The complaint in this case contains two causes of action separately stated; one for the balance claimed to be due as commission for procuring *121a loan upon real estate, and the other for the balance due upon a promissory note. The trial before the court without a jury resulted in findings of fact and conclusions of law sustaining the right to recover upon both causes of action. A judgment was entered in favor of the plaintiff upon the first cause of action for the sum of $160, and upon the second cause of action for the sum of $170, together with attorney’s fees of $50, and costs and disbursements in both causes of action. From this judgment the defendant appeals.

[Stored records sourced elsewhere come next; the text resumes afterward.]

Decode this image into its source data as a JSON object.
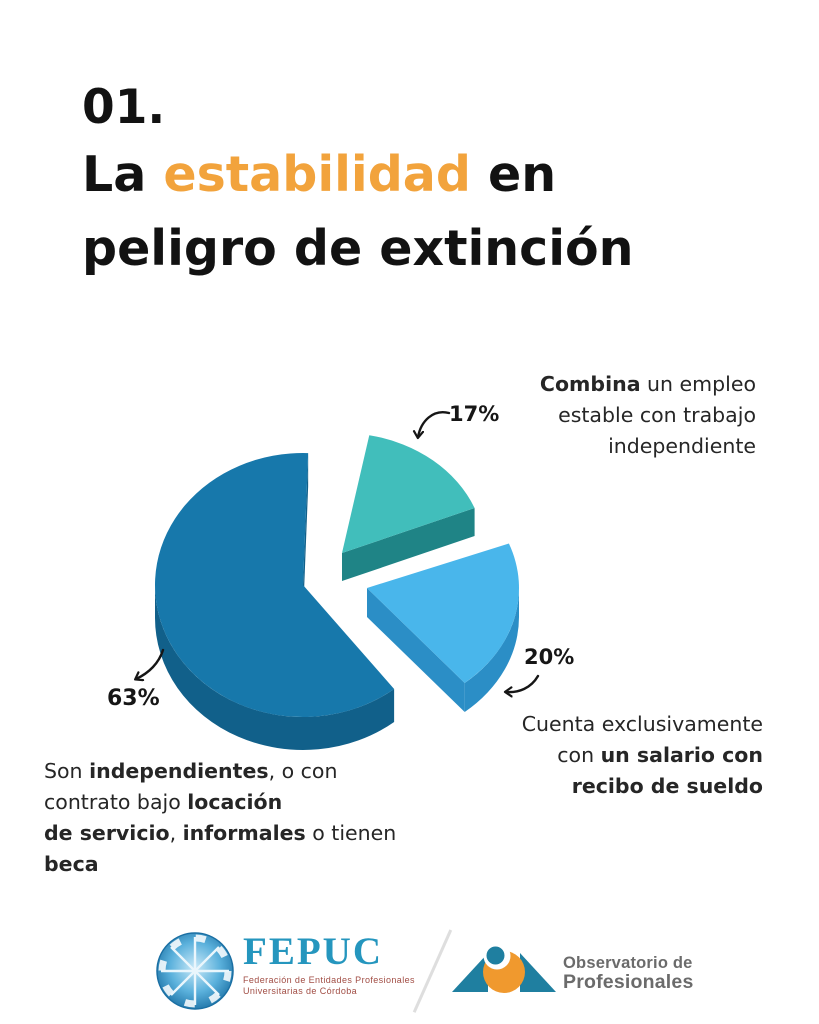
{
  "colors": {
    "accent_orange": "#F2A33C",
    "text_dark": "#121212",
    "body_text": "#262626",
    "slice_63_top": "#1778AB",
    "slice_63_side": "#11608A",
    "slice_17_top": "#41BEBB",
    "slice_17_side": "#1F8486",
    "slice_20_top": "#49B6EB",
    "slice_20_side": "#2B8EC6",
    "fepuc_blue": "#2596BE",
    "fepuc_tagline_red": "#A14D44",
    "obs_gray": "#6B6B6B",
    "obs_teal": "#1F7FA0",
    "obs_orange": "#F0992E"
  },
  "title": {
    "number": "01.",
    "line_parts": [
      {
        "t": "La "
      },
      {
        "t": "estabilidad",
        "c": "accent_orange"
      },
      {
        "t": " en\npeligro de extinción"
      }
    ]
  },
  "chart_data": {
    "type": "pie",
    "style": "3d-exploded",
    "unit": "%",
    "legend_position": "callout-labels",
    "slices": [
      {
        "value": 63,
        "pct_label": "63%",
        "label": "Son independientes, o con contrato bajo locación de servicio, informales o tienen beca",
        "color_top": "#1778AB",
        "color_side": "#11608A"
      },
      {
        "value": 17,
        "pct_label": "17%",
        "label": "Combina un empleo estable con trabajo independiente",
        "color_top": "#41BEBB",
        "color_side": "#1F8486"
      },
      {
        "value": 20,
        "pct_label": "20%",
        "label": "Cuenta exclusivamente con un salario con recibo de sueldo",
        "color_top": "#49B6EB",
        "color_side": "#2B8EC6"
      }
    ]
  },
  "annotations": {
    "combina": {
      "parts": [
        {
          "t": "Combina",
          "b": true
        },
        {
          "t": " un empleo\nestable con trabajo\nindependiente"
        }
      ]
    },
    "cuenta": {
      "parts": [
        {
          "t": "Cuenta exclusivamente\ncon "
        },
        {
          "t": "un salario con\nrecibo de sueldo",
          "b": true
        }
      ]
    },
    "son": {
      "parts": [
        {
          "t": "Son "
        },
        {
          "t": "independientes",
          "b": true
        },
        {
          "t": ", o con\ncontrato bajo "
        },
        {
          "t": "locación\nde servicio",
          "b": true
        },
        {
          "t": ", "
        },
        {
          "t": "informales",
          "b": true
        },
        {
          "t": " o tienen\n"
        },
        {
          "t": "beca",
          "b": true
        }
      ]
    }
  },
  "footer": {
    "fepuc": {
      "name": "FEPUC",
      "tagline_line1": "Federación de Entidades Profesionales",
      "tagline_line2": "Universitarias de Córdoba"
    },
    "observatorio": {
      "line1": "Observatorio de",
      "line2": "Profesionales"
    }
  }
}
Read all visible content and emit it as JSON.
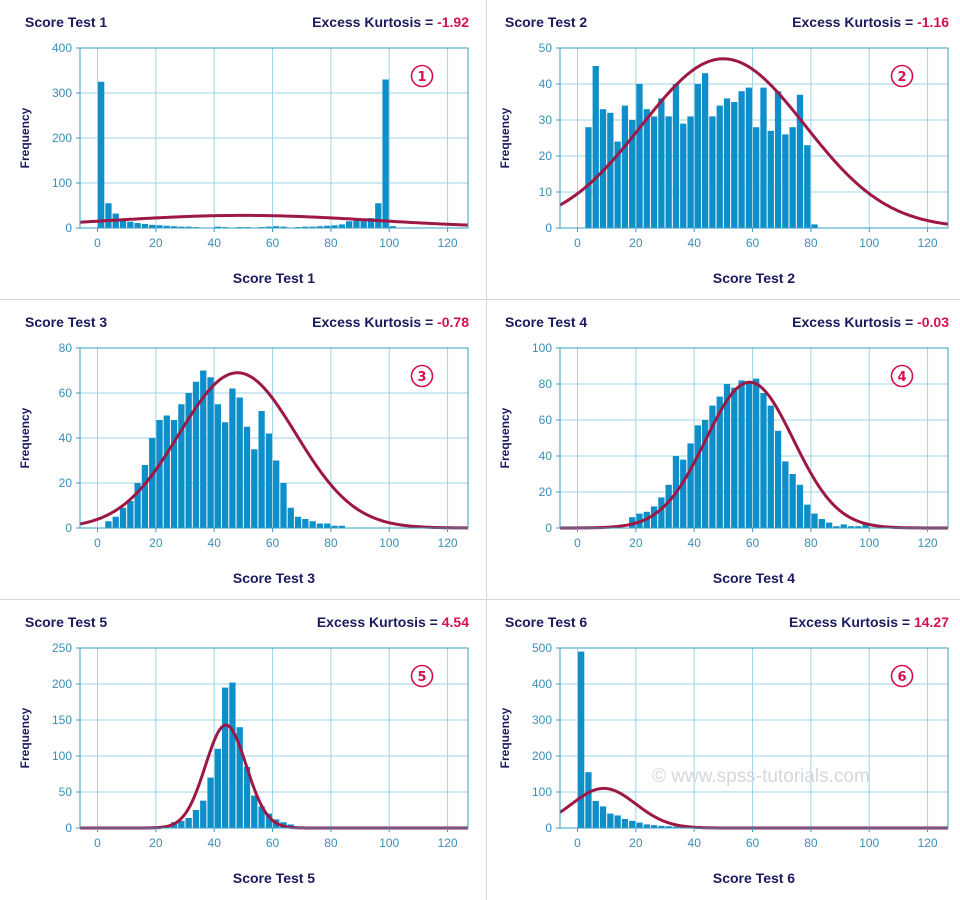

We see little in this case but questions of fact. Upon the material questions the evidence is in dispute, and the trial court found the facts to be as contended for by the respondent and which the evidence offered by him supported. There can be no question as to the right of the respondent to recover upon both causes of action.
As to the second cause of action, it appears that, while the note was given as an accommodation matter and without consideration, it is specifically found by the trial court that it was transferred and delivered to the respondent before maturity. Rem. Comp. Stat., §3420 [P. C. §4100], provides:
“An accommodation party is one who has signed the instrument as maker, drawer, acceptor or indorser, without receiving value therefor, and for the purpose of lending his name to some other person. Such a person is liable on the instrument to a holder for value, notwithstanding such holder at the time of taking the instrument knew him to be only an accommodation party.”
The judgment will be affirmed.
Mackintosh, Parker, Holcomb, end Tolman, JJ., concur.